Jenna McCarley first heard Dean speak at a soup supper months ago. "He said the things I wanted someone to say," says the retired lab technician, who's come to hear Dean at the University of Iowa in Ames. "He just has a lot of fire in his belly."

The Dean file

Born: Howard Brush Dean III, Nov. 17, 1948.

Hometown: New York, N.Y.

Parents: Andree Dean, art appraiser; Howard Brush Dean Jr. (deceased), a top executive of Dean Witter Reynolds (no relation).

Family: Wife, Judith Steinberg, M.D.; daughter, Anne; son, Paul.

Religion: Congregational; his wife and two children are Jewish.

Education: St. George's boarding school in Middleton, R.I.; Yale University, B.A., 1971; Albert Einstein School of Medicine, M.D., 1978.

Previous jobs: Stockbroker, physician.

Net worth: $3.8 million.

Favorite book: "Sometimes a Great Notion" by Ken Kesey.

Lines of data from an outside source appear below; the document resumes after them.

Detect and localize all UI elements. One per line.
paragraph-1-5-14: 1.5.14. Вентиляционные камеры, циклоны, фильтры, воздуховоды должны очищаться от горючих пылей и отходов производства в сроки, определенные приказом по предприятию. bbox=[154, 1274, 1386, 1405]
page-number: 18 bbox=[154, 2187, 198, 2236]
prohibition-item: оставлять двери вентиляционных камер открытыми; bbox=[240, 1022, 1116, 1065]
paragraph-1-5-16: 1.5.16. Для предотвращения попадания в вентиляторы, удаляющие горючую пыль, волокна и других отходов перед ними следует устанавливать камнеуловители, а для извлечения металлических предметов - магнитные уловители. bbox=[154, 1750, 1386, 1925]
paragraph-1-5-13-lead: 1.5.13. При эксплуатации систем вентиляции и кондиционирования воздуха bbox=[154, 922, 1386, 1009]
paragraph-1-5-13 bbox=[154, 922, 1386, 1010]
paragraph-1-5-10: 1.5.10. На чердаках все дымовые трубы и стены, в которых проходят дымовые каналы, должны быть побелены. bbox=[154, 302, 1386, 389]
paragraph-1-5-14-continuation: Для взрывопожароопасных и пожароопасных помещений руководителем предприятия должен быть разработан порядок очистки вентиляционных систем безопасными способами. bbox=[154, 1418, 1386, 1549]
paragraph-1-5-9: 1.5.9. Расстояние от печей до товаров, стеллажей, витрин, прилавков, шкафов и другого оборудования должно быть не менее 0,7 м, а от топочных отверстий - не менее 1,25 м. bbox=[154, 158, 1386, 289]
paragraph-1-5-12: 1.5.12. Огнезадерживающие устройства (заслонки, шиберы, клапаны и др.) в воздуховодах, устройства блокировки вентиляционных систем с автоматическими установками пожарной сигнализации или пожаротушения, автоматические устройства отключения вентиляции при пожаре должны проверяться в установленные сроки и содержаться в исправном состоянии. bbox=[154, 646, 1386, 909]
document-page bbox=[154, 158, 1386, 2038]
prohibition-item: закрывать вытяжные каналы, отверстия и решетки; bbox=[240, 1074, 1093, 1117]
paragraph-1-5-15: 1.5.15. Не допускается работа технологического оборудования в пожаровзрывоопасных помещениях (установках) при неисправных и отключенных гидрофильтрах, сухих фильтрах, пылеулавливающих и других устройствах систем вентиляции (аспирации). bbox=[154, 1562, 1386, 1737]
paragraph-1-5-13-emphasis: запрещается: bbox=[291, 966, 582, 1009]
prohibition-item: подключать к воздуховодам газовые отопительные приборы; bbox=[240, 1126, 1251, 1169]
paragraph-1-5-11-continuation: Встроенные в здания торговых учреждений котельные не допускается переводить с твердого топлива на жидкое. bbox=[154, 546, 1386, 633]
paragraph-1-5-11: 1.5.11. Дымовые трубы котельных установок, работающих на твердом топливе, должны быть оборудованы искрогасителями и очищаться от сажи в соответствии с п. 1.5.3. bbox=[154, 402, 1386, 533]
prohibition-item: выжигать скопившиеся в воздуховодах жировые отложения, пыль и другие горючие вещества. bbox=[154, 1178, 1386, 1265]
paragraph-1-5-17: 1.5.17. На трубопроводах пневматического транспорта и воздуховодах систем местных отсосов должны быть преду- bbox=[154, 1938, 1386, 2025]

Favorite song: "Jaspora" by Wyclef Jean.

Campaign song: "A Little Less Conversation" by Elvis Presley.

His wheels: A 1989 Chevy Blazer.

Favorite presidents: George Washington and Harry Truman.

Eating habits: Doesn't smoke; doesn't drink alcohol or coffee.

Crossed paths: George W. Bush's grandmother was a bridesmaid at the wedding of Dean's grandmother.

Political highlights:

• State representative of Vermont, 1983-86.

• Lieutenant governor of Vermont, 1986-91.

• Governor of Vermont, 1991-2002.

• Expanded Vermont's health-insurance program for children, making virtually everyone under 18 eligible for coverage.

• Signed legislation allowing gay couples to attain the legal equivalent of marriage.

Campaign touchstones:

• Opposed the war in Iraq.

r Would repeal all of Bush's tax cuts and use the money to give healthcare coverage to 30.9 of the 41 million uninsured, including every child, and adults up to age 25 with incomes up to three times the poverty level.

Key legislative positions:

• Critic of Bush's 'No Child Left Behind' bill - he's called it a 'disaster' - and the only Democratic candidate to oppose it all along.

• Supports civil unions, though not gay marriage, and says each state should decide on its own rules. Opposes 'don't ask, don't tell' law on gays in the military.

• Supports abortion rights and calls the ban on 'partial birth' abortion 'outrageous.'

• Believes gun control should be left largely to the states, and received the NRA's endorsement several times as governor. He does favor some federal gun-control measures, including an assault-weapons ban.